It is very difficult to keep comments about anything related to Margaret Thatcher apolitical but I’m going to have a go. I don’t want to start a debate on what she did to this country as there are plenty of commentators out there doing so at the moment. I would just like to make some observations, not on what she did, but purely on the reaction to her death.
I fully accept that some extremely unpopular things happened during the ‘Thatcher Years’ but the last time I looked this country was a democracy not an autocracy. To get any law passed in the UK you have to secure the support of at least 324 members of parliament: 324 members who were all duly elected by UK voters. It was also necessary then to get the approval of the majority of the House of Lords too (I say ‘then’ because I know this has been modified in recent years).
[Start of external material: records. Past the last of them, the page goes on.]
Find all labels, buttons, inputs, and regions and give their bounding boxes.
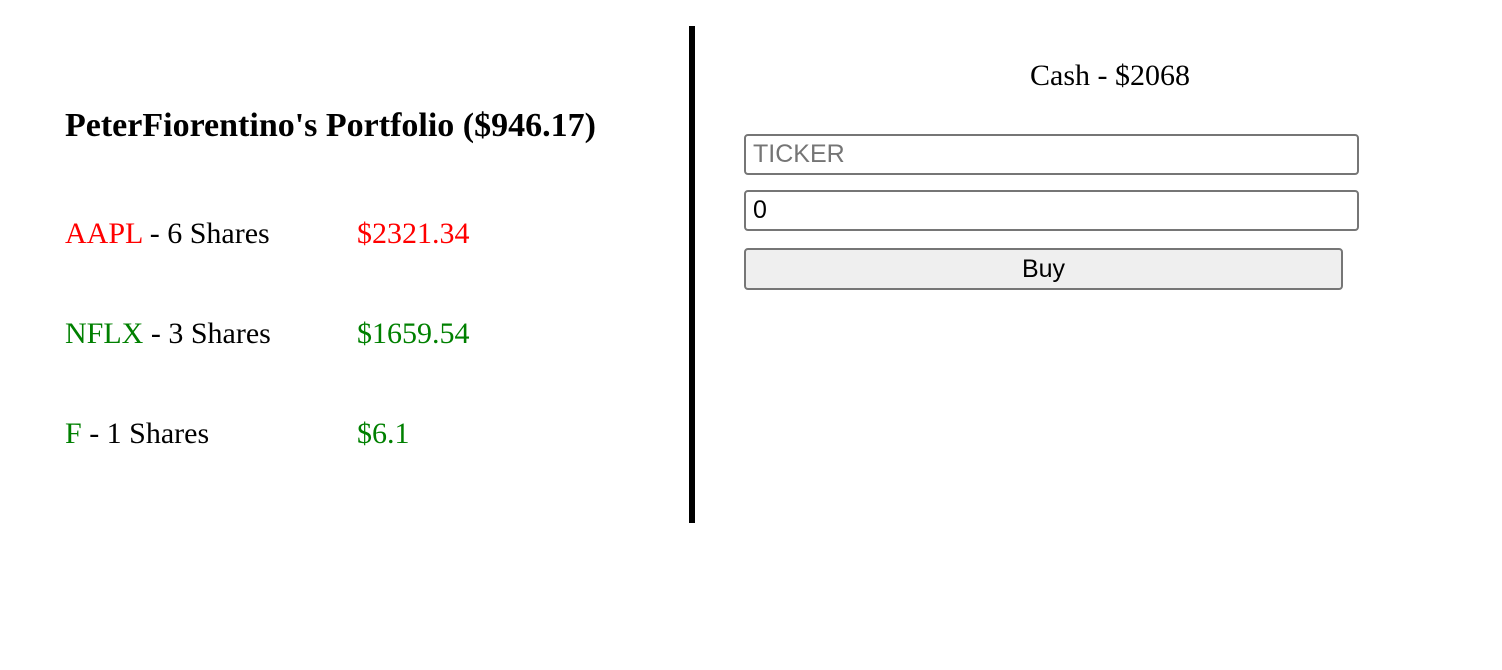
portfolio-title: PeterFiorentino's Portfolio ($946.17) (65, 107, 596, 144)
holding-shares: - 3 Shares (143, 317, 271, 350)
holding-value: $2321.34 (357, 217, 470, 250)
trade-panel: Cash - $2068 Buy (695, 0, 1502, 670)
panel-divider (689, 26, 695, 523)
ticker-input[interactable] (744, 134, 1359, 175)
holding-ticker: AAPL (65, 217, 143, 250)
holding-shares: - 6 Shares (142, 217, 270, 250)
portfolio-panel: PeterFiorentino's Portfolio ($946.17) AA… (0, 0, 690, 670)
holding-row: AAPL - 6 Shares $2321.34 (65, 214, 625, 254)
holding-ticker: NFLX (65, 317, 144, 350)
cash-balance: Cash - $2068 (1030, 59, 1190, 92)
holding-value: $1659.54 (357, 317, 470, 350)
buy-button[interactable]: Buy (744, 248, 1343, 290)
holding-ticker: F (65, 417, 82, 450)
holding-value: $6.1 (357, 417, 410, 450)
quantity-input[interactable] (744, 190, 1359, 231)
holding-row: F - 1 Shares $6.1 (65, 414, 625, 454)
holding-shares: - 1 Shares (81, 417, 210, 450)
holding-row: NFLX - 3 Shares $1659.54 (65, 314, 625, 354)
Additionally we should not forget that the British electorate sent Margaret Thatcher to Downing Street not as a ‘one off’ but three times in 1979, 1983 and in 1987. Surely then there are millions of voters and at least 324 members of parliament who are also in some way culpable for the unpopular laws passed during that time?
Another observation I’d make is the opportunity that the Internet and more specifically social media sites have opened up for people to post acidic, poisonous, and, quite frankly, disgusting comments about someone they have never met and claim to ‘hate’. Even if you disliked everything that Mrs Thatcher (and her government) did, do you really hate her? Can you really be celebrating her death? Is it right to celebrate anyone’s death whatever they’ve done?
When I last looked, one of the things that was trending on Twitter was the suggestion that a party should be held to celebrate Mrs Thatcher’s death. Another looking for two minutes of cheering before the United v City football match this evening.
One of the more interesting things that emerges from a straw poll of those posting derogatory comments on Twitter is that, judging by their public profiles and chosen photos, many of them are highly unlikely to have been politicly aware during Margaret Thatcher’s time in power. How can they possibly have grown up ‘hating’ someone who resigned her post when they were at nursery or at most primary school?
It isn’t just social media sites. The Daily Telegraph chose to close down the comments section of it’s on-line story about the ex-Prime minster’s death “out of respect”. I read that to mean that the newspaper was uncomfortable with the abuse some people were posting under the article. I might be wrong.
The 1979 General Election was my first chance to vote. Therefore I was politicly aware during the ‘Thatcher Years’ and many of the things her government did directly and adversely affected me, my relatives, colleagues and friends. I obviously didn’t like those things and don’t know anyone who like everything they did but I certainly don’t hold Mrs Thatcher wholly responsible. I am sad she has died in the same way that I am sad when any human being dies. I won’t miss her either because I never met her. However I am deeply uncomfortable that anyone should celebrate the death of another human being.